In recent years, many studies focused on the foam behavior with CO2-soluble surfactants. However, it would be better if the mixing surfactants solution could increase the foam viscosities further and keep the considerable solubility in CO2 comparing with single CO2-soluble surfactant. In this paper, the synergism of the mixture of CO2-soluble surfactant composed of 2 ethoxylated amine headgroups with cocoalkyl tails (C12NEO2) and nonionic surfactant with high degree ethoxylation (C13EO12) was investigated quantitatively by interfacial tension measurement, including micelles in water phase and monolayer at CO2-water interface.
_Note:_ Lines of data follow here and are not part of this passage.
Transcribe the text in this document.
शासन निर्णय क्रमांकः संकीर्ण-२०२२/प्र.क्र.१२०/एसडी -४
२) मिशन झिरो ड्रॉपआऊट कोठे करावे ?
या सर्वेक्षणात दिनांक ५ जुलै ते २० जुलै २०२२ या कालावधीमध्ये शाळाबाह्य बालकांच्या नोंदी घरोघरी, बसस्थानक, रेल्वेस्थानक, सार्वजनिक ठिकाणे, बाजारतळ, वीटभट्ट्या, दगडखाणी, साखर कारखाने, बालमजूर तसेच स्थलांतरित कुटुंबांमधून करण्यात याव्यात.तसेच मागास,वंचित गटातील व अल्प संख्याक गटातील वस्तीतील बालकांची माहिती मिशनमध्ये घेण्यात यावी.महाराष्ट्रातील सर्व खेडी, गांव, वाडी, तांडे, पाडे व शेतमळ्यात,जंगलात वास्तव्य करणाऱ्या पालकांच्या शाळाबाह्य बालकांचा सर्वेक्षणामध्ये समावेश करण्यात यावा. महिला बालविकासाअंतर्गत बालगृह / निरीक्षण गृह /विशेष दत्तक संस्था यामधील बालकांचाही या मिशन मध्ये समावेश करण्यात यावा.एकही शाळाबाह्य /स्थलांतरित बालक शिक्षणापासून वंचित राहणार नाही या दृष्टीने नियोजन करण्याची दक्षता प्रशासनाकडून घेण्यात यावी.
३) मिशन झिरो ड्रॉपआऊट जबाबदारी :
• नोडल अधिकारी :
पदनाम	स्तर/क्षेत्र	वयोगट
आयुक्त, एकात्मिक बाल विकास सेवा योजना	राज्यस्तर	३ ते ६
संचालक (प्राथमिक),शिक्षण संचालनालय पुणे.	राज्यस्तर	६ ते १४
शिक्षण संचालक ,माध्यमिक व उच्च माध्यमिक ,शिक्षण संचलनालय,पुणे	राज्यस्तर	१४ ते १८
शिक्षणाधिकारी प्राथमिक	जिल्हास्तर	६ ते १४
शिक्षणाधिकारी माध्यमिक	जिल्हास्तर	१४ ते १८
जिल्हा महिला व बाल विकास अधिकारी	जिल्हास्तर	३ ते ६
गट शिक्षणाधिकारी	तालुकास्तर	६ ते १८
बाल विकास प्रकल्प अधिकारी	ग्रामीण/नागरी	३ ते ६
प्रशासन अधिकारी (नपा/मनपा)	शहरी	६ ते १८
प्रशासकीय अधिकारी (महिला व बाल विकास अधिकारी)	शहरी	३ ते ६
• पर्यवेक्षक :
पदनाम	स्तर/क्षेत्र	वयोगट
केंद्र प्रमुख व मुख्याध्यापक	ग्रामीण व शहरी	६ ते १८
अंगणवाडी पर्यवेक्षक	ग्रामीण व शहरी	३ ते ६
Lower critical micelle concentration (CMC) and negative interaction parameters βσ represented the positive synergism clearly after adding nonionic surfactant to the switchable CO2-soluble surfactant. Importantly, the solubility in CO2 and the foam viscosity in porous media were analyzed comparably to confirm the engineering applicability. Even though the C13EO12 is hard to dissolve in CO2 solely, 0.2 wt% surfactants mixture (C13EO12 proportion was lower than 30%) could dissolve in CO2 absolutely to form transparent single-phase at 60 °C and 16 MPa. Limited to the mixture solubility in CO2, which means that the α(C13EO12) <0.3, the optimum surfactants ratio to get the best foam was C12NEO2:C13EO12 = 8:2, where the bulk foam stability and viscosity increased 1.5 and 2.5 times separately. It was attributed to that the positive synergism leaded to more compact surfactants adsorption layers at the interface, then more stable foam. With increasing brine salinity, the enhancement of foam viscosity diminished to a great extent, while the counter ions in brine could help to get more viscous foam stabilized with C12NEO2 alone.